According to the report, housing rents, which are up 9.1 per cent from last year, are rising at faster rates than unit rents, which are up 8.7 per cent from the previous year, but the firm believes this trend will change as unit rental demands increase nationwide.
This is evident in Sydney, where unit rents were up 3 per cent in the three months ending in April, as opposed to house rents, which rose by 2 per cent in the same time period.
In Melbourne, the difference in growth between the two is much greater. Rents in the Victorian capital have risen by 3.6 per cent in the past three months. By comparison, housing rents have increased by just 1.2 per cent in the same time period. These increases are being driven by various factors, Mr Lawless affirmed, and are resulting in higher gross yields.
“On a rolling quarterly basis, we are now seeing unit rents rising faster than house rents especially in Sydney and Melbourne where rental conditions across the unit sector were previously much softer,” he said.

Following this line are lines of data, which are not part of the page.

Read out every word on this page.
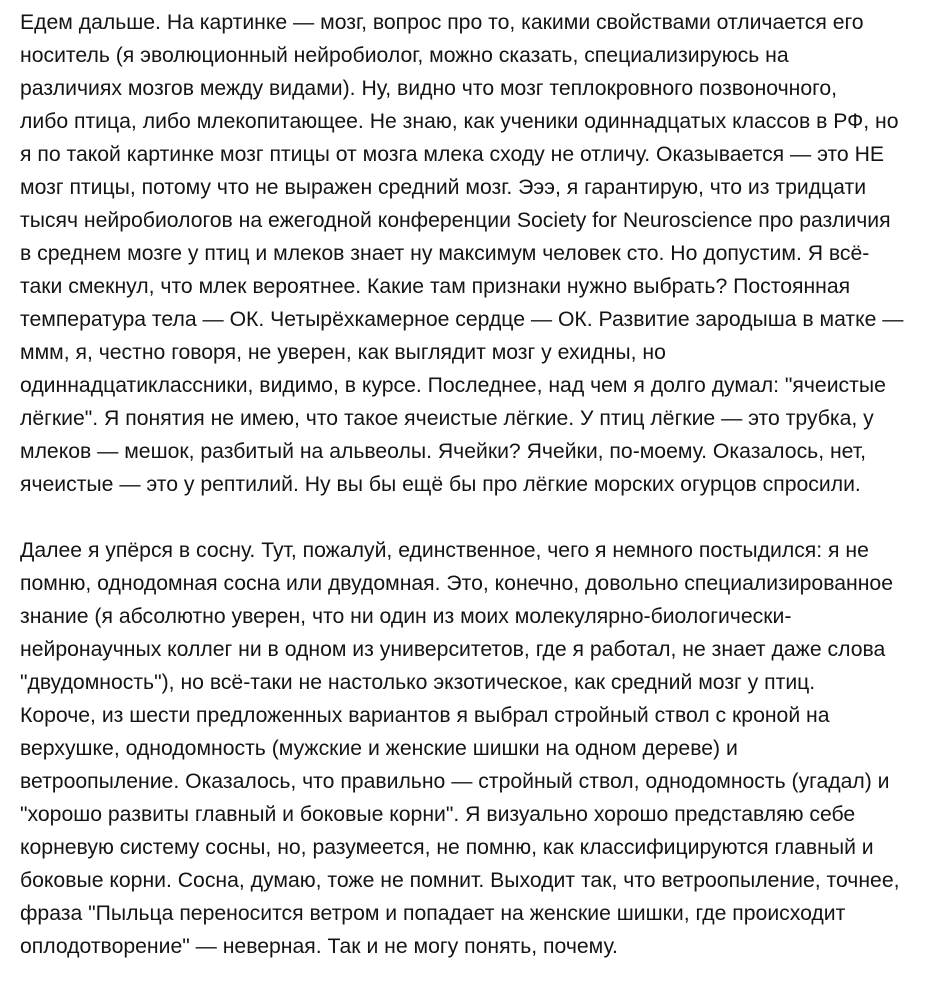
Едем дальше. На картинке — мозг, вопрос про то, какими свойствами отличается его
носитель (я эволюционный нейробиолог, можно сказать, специализируюсь на
различиях мозгов между видами). Ну, видно что мозг теплокровного позвоночного,
либо птица, либо млекопитающее. Не знаю, как ученики одиннадцатых классов в РФ, но
я по такой картинке мозг птицы от мозга млека сходу не отличу. Оказывается — это НЕ
мозг птицы, потому что не выражен средний мозг. Эээ, я гарантирую, что из тридцати
тысяч нейробиологов на ежегодной конференции Society for Neuroscience про различия
в среднем мозге у птиц и млеков знает ну максимум человек сто. Но допустим. Я всё-
таки смекнул, что млек вероятнее. Какие там признаки нужно выбрать? Постоянная
температура тела — ОК. Четырёхкамерное сердце — ОК. Развитие зародыша в матке —
ммм, я, честно говоря, не уверен, как выглядит мозг у ехидны, но
одиннадцатиклассники, видимо, в курсе. Последнее, над чем я долго думал: "ячеистые
лёгкие". Я понятия не имею, что такое ячеистые лёгкие. У птиц лёгкие — это трубка, у
млеков — мешок, разбитый на альвеолы. Ячейки? Ячейки, по-моему. Оказалось, нет,
ячеистые — это у рептилий. Ну вы бы ещё бы про лёгкие морских огурцов спросили.

Далее я упёрся в сосну. Тут, пожалуй, единственное, чего я немного постыдился: я не
помню, однодомная сосна или двудомная. Это, конечно, довольно специализированное
знание (я абсолютно уверен, что ни один из моих молекулярно-биологически-
нейронаучных коллег ни в одном из университетов, где я работал, не знает даже слова
"двудомность"), но всё-таки не настолько экзотическое, как средний мозг у птиц.
Короче, из шести предложенных вариантов я выбрал стройный ствол с кроной на
верхушке, однодомность (мужские и женские шишки на одном дереве) и
ветроопыление. Оказалось, что правильно — стройный ствол, однодомность (угадал) и
"хорошо развиты главный и боковые корни". Я визуально хорошо представляю себе
корневую систему сосны, но, разумеется, не помню, как классифицируются главный и
боковые корни. Сосна, думаю, тоже не помнит. Выходит так, что ветроопыление, точнее,
фраза "Пыльца переносится ветром и попадает на женские шишки, где происходит
оплодотворение" — неверная. Так и не могу понять, почему.
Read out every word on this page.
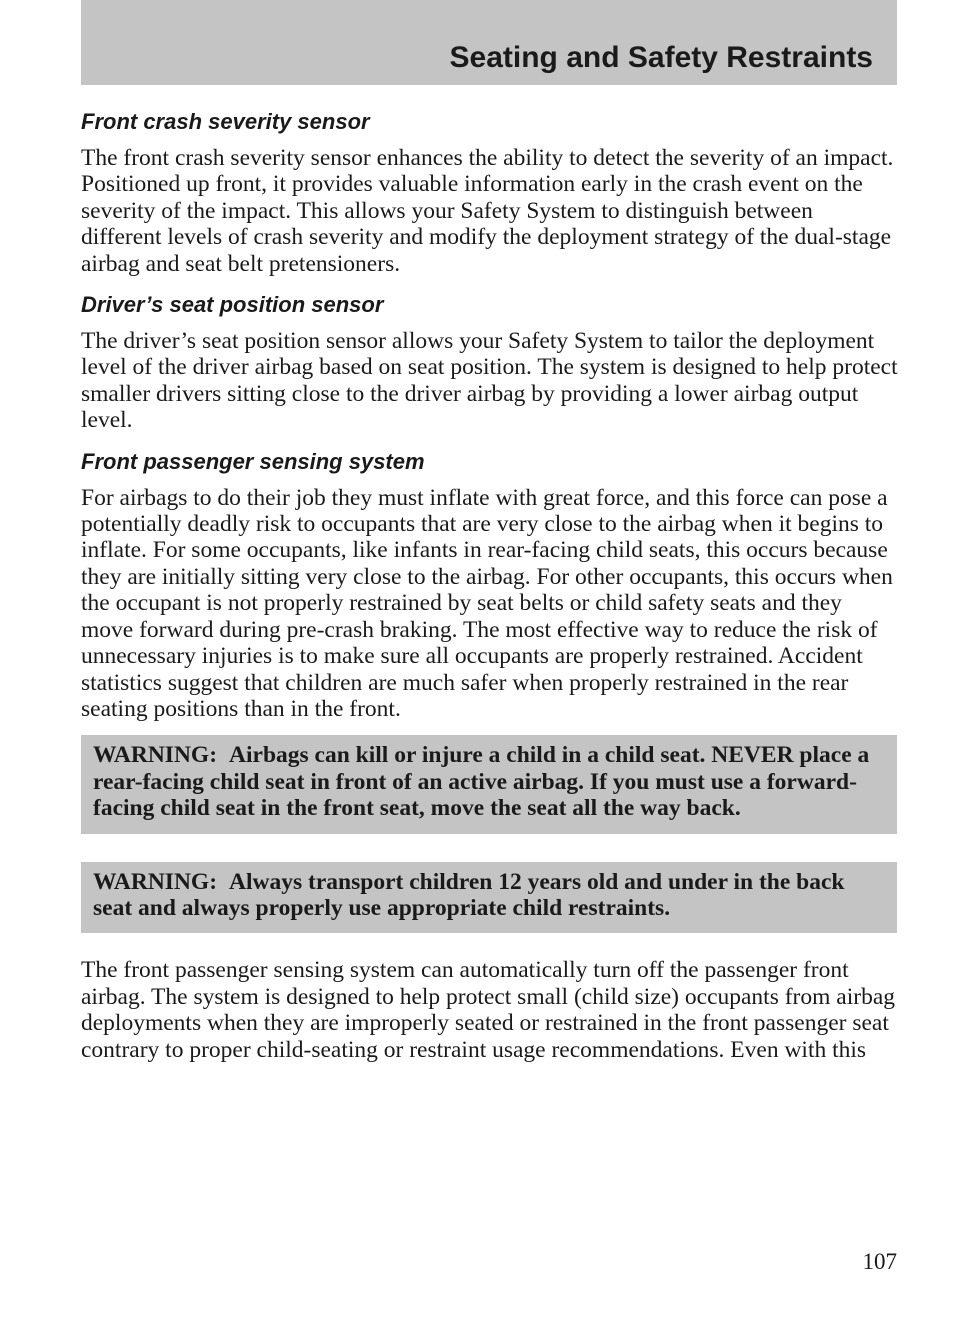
Seating and Safety Restraints
Front crash severity sensor
The front crash severity sensor enhances the ability to detect the severity of an impact. Positioned up front, it provides valuable information early in the crash event on the severity of the impact. This allows your Safety System to distinguish between different levels of crash severity and modify the deployment strategy of the dual-stage airbag and seat belt pretensioners.
Driver’s seat position sensor
The driver’s seat position sensor allows your Safety System to tailor the deployment level of the driver airbag based on seat position. The system is designed to help protect smaller drivers sitting close to the driver airbag by providing a lower airbag output level.
Front passenger sensing system
For airbags to do their job they must inflate with great force, and this force can pose a potentially deadly risk to occupants that are very close to the airbag when it begins to inflate. For some occupants, like infants in rear-facing child seats, this occurs because they are initially sitting very close to the airbag. For other occupants, this occurs when the occupant is not properly restrained by seat belts or child safety seats and they move forward during pre-crash braking. The most effective way to reduce the risk of unnecessary injuries is to make sure all occupants are properly restrained. Accident statistics suggest that children are much safer when properly restrained in the rear seating positions than in the front.
WARNING: Airbags can kill or injure a child in a child seat. NEVER place a rear-facing child seat in front of an active airbag. If you must use a forward-facing child seat in the front seat, move the seat all the way back.
WARNING: Always transport children 12 years old and under in the back seat and always properly use appropriate child restraints.
The front passenger sensing system can automatically turn off the passenger front airbag. The system is designed to help protect small (child size) occupants from airbag deployments when they are improperly seated or restrained in the front passenger seat contrary to proper child-seating or restraint usage recommendations. Even with this
107
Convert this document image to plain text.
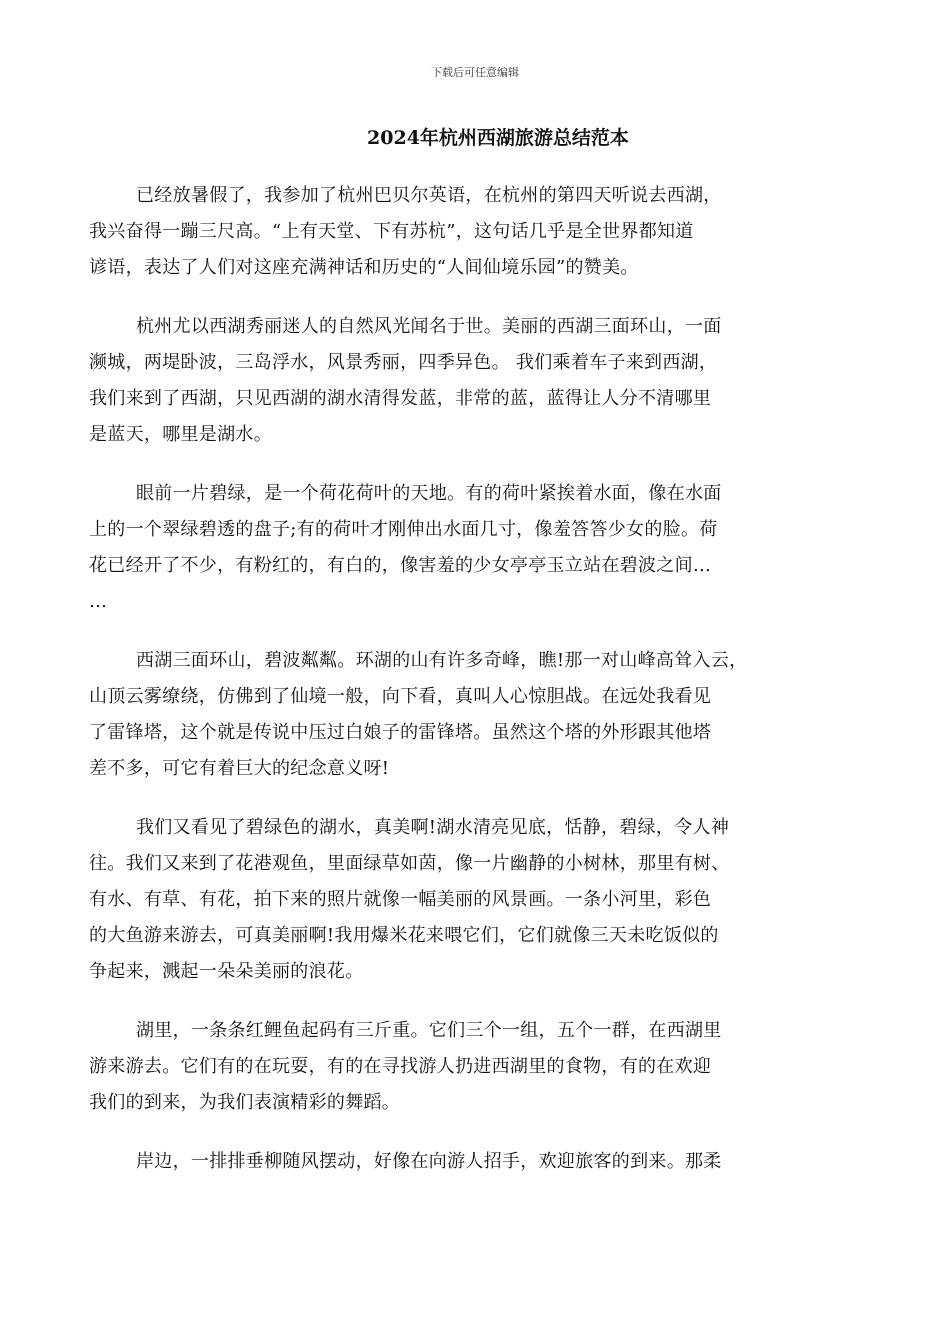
下载后可任意编辑
2024年杭州西湖旅游总结范本

已经放暑假了，我参加了杭州巴贝尔英语，在杭州的第四天听说去西湖，
我兴奋得一蹦三尺高。“上有天堂、下有苏杭”，这句话几乎是全世界都知道
谚语，表达了人们对这座充满神话和历史的“人间仙境乐园”的赞美。

杭州尤以西湖秀丽迷人的自然风光闻名于世。美丽的西湖三面环山，一面
濒城，两堤卧波，三岛浮水，风景秀丽，四季异色。 我们乘着车子来到西湖，
我们来到了西湖，只见西湖的湖水清得发蓝，非常的蓝，蓝得让人分不清哪里
是蓝天，哪里是湖水。

眼前一片碧绿，是一个荷花荷叶的天地。有的荷叶紧挨着水面，像在水面
上的一个翠绿碧透的盘子;有的荷叶才刚伸出水面几寸，像羞答答少女的脸。荷
花已经开了不少，有粉红的，有白的，像害羞的少女亭亭玉立站在碧波之间…
…

西湖三面环山，碧波粼粼。环湖的山有许多奇峰，瞧!那一对山峰高耸入云，
山顶云雾缭绕，仿佛到了仙境一般，向下看，真叫人心惊胆战。在远处我看见
了雷锋塔，这个就是传说中压过白娘子的雷锋塔。虽然这个塔的外形跟其他塔
差不多，可它有着巨大的纪念意义呀!

我们又看见了碧绿色的湖水，真美啊!湖水清亮见底，恬静，碧绿，令人神
往。我们又来到了花港观鱼，里面绿草如茵，像一片幽静的小树林，那里有树、
有水、有草、有花，拍下来的照片就像一幅美丽的风景画。一条小河里，彩色
的大鱼游来游去，可真美丽啊!我用爆米花来喂它们，它们就像三天未吃饭似的
争起来，溅起一朵朵美丽的浪花。

湖里，一条条红鲤鱼起码有三斤重。它们三个一组，五个一群，在西湖里
游来游去。它们有的在玩耍，有的在寻找游人扔进西湖里的食物，有的在欢迎
我们的到来，为我们表演精彩的舞蹈。

岸边，一排排垂柳随风摆动，好像在向游人招手，欢迎旅客的到来。那柔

“The shift in rental demand towards units reflects both rental affordability pressures, which are deflecting more demand towards the ‘cheaper’ unit sector, and the return of overseas migrants and visitors. Rental demand from overseas arrivals tends to skew towards inner city and higher density precincts.”
Home values to drop as rates rise
CoreLogic predicts that as the cash rate begins to climb, the softening growth rate of the housing market will only become more pronounced across the coming months. Research from the firm highlights a strong inverse relationship between cash rate movement and the changing rate in housing values.
“Although we are expecting the housing market to move into a downturn through the second half of the year, it is important to remember the context of the recent growth phase,” Mr Lawless noted.
“Since the onset of the pandemic, national housing values have increased by 26.2 per cent, adding approximately $155,380 to the median value of an Australian dwelling.”
Additionally, an anticipated increase in the interest rate by the RBA is expected to impact housing markets, with the bank itself noting a 2 percentage point increase in interest rates could lower housing prices by 15 per cent.
Despite this, an increase in interest rates would not have a substantial impact on the median repayment buffer for owner-occupiers, according to the RBA’s latest financial stability review – which put the figure at 21 months of scheduled repayments.
Interest rate rises are expected to decrease this buffer down to 19 months, but the RBA has noted this number as still substantial.